Hacker News new | ask | show | jobs
by samuelknight 13 days ago
Some of these comments miss the advantage of diffusion. This is will have a big impact on edge devices, such as your phone or the GPU in your computer.

An LLM's decoder computes tokens one-at-a-time because attention has to account for each previous token. The existing LLM decoders scale well when you have enough load to batch many inferences together. Diffusion of limited benefit there. On edge you have a different problem: your inference accelerator is starved while sloshing GB of weights back and forth from RAM. That's because the consumer RAM like LPDDRx/GDDRx is lower bandwidth than HBM, and the requests are serial so you can't batch compute common weights. Diffusion can compute tokens in parallel which relieves the memory bandwidth bottle neck.

2 comments

Edge devices don't just have limited memory bandwidth though, they also have very limited compute.

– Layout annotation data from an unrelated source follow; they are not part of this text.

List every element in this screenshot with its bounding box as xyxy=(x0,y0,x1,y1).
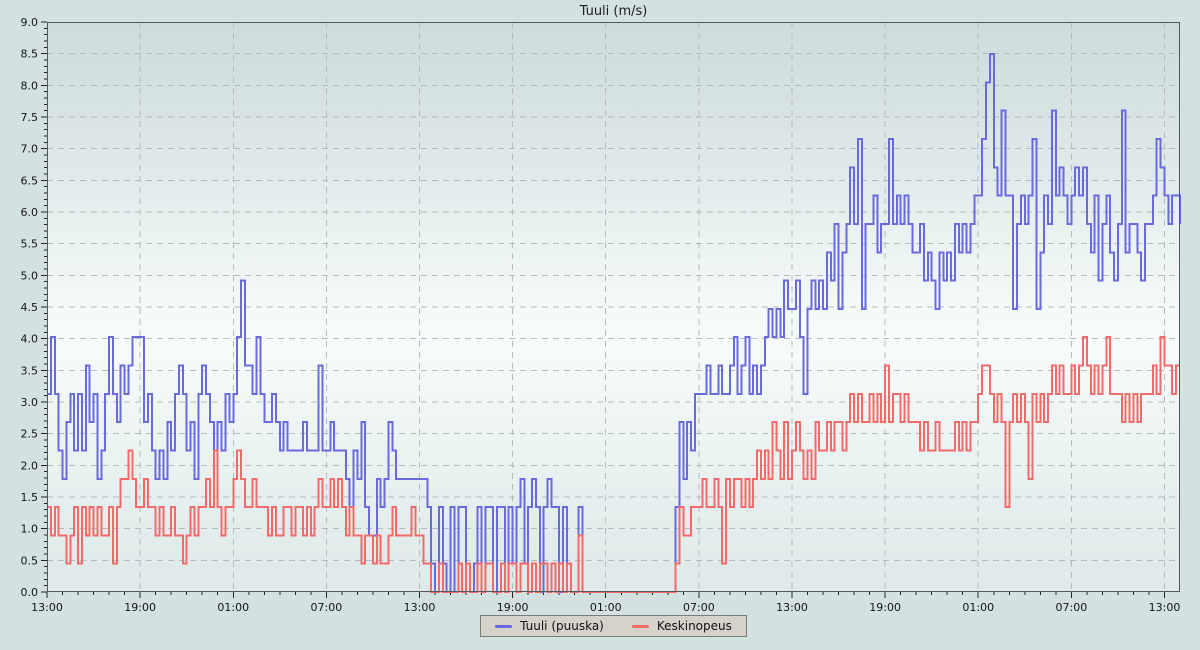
x-axis-tick-label: 19:00 xyxy=(124,601,156,614)
x-axis-tick-label: 19:00 xyxy=(497,601,529,614)
legend: Tuuli (puuska) Keskinopeus xyxy=(480,615,747,637)
y-axis-tick-label: 1.0 xyxy=(21,523,39,536)
gust-line-swatch-icon xyxy=(495,624,513,628)
avg-line-swatch-icon xyxy=(631,624,649,628)
x-axis-tick-label: 01:00 xyxy=(962,601,994,614)
y-axis-tick-label: 2.0 xyxy=(21,459,39,472)
y-axis-tick-label: 0.5 xyxy=(21,554,39,567)
y-axis-tick-label: 7.0 xyxy=(21,143,39,156)
legend-label-avg: Keskinopeus xyxy=(656,619,732,633)
plot-border xyxy=(46,21,1181,593)
x-axis-tick-label: 07:00 xyxy=(311,601,343,614)
legend-item-avg[interactable]: Keskinopeus xyxy=(631,619,732,633)
y-axis-tick-label: 5.0 xyxy=(21,269,39,282)
x-axis-tick-label: 13:00 xyxy=(31,601,63,614)
y-axis-tick-label: 9.0 xyxy=(21,16,39,29)
y-axis-tick-label: 2.5 xyxy=(21,428,39,441)
x-axis-tick-label: 19:00 xyxy=(869,601,901,614)
gust-line xyxy=(47,53,1181,593)
y-axis-tick-label: 4.5 xyxy=(21,301,39,314)
legend-label-gust: Tuuli (puuska) xyxy=(520,619,604,633)
x-axis-tick-label: 13:00 xyxy=(1149,601,1181,614)
y-axis-tick-label: 8.0 xyxy=(21,79,39,92)
x-axis-tick-label: 01:00 xyxy=(217,601,249,614)
x-axis-tick-label: 13:00 xyxy=(404,601,436,614)
legend-wrap: Tuuli (puuska) Keskinopeus xyxy=(47,615,1180,637)
y-axis-tick-label: 3.0 xyxy=(21,396,39,409)
y-axis-tick-label: 8.5 xyxy=(21,48,39,61)
x-axis-tick-label: 13:00 xyxy=(776,601,808,614)
y-axis-tick-label: 5.5 xyxy=(21,238,39,251)
x-axis-tick-label: 07:00 xyxy=(683,601,715,614)
y-axis-tick-label: 1.5 xyxy=(21,491,39,504)
legend-item-gust[interactable]: Tuuli (puuska) xyxy=(495,619,604,633)
y-axis-tick-label: 3.5 xyxy=(21,364,39,377)
y-axis-tick-label: 0.0 xyxy=(21,586,39,599)
x-axis-tick-label: 07:00 xyxy=(1056,601,1088,614)
y-axis-tick-label: 6.0 xyxy=(21,206,39,219)
y-axis-tick-label: 4.0 xyxy=(21,333,39,346)
avg-line xyxy=(47,336,1180,593)
chart-title: Tuuli (m/s) xyxy=(579,4,648,19)
y-axis-tick-label: 7.5 xyxy=(21,111,39,124)
y-axis-tick-label: 6.5 xyxy=(21,174,39,187)
x-axis-tick-label: 01:00 xyxy=(590,601,622,614)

To the extent where you don't actually need all that much batching to saturate their viable compute and run into obvious thermal/power limits. (It's just not true that "requests are inherently serial" in edge inference; any time you have multiple requests (i.e. "chats") in flight, batching becomes applicable if you have enough memory capacity for the KV caches.) I'm not sure how diffusion models are supposed to help there, if they simply take more compute for lower-quality outcomes and a dubious saving in memory bandwidth.
Forgot to mention it previously, but this might be a good model for a narrow slice of midrange systems that really are more skewed towards compute than memory bandwidth, but also don't have enough memory capacity to effectively use batching. (E.g. top-of-the-range consumer GPUs, or earlier generations of datacenter GPUs.) Although you do also compete with things like MTP there, which is targeting a similar tradeoff, or with denser models featuring a similar amount of total parameters. So I'd say that the jury is very much still out, even in that narrow space. Diffusion models are also apparently very hard to scale to a hundred-billion or trillion parameter count, since the way you train them is completely different to the usual one-token-at-a-time models.
You’re mostly right but conflating attention with autoregressive/causal which is the real issue that prevents you from using more compute

You can use diffusion with attention, and this model does in fact use attention

Yes, I should have said autoregressive.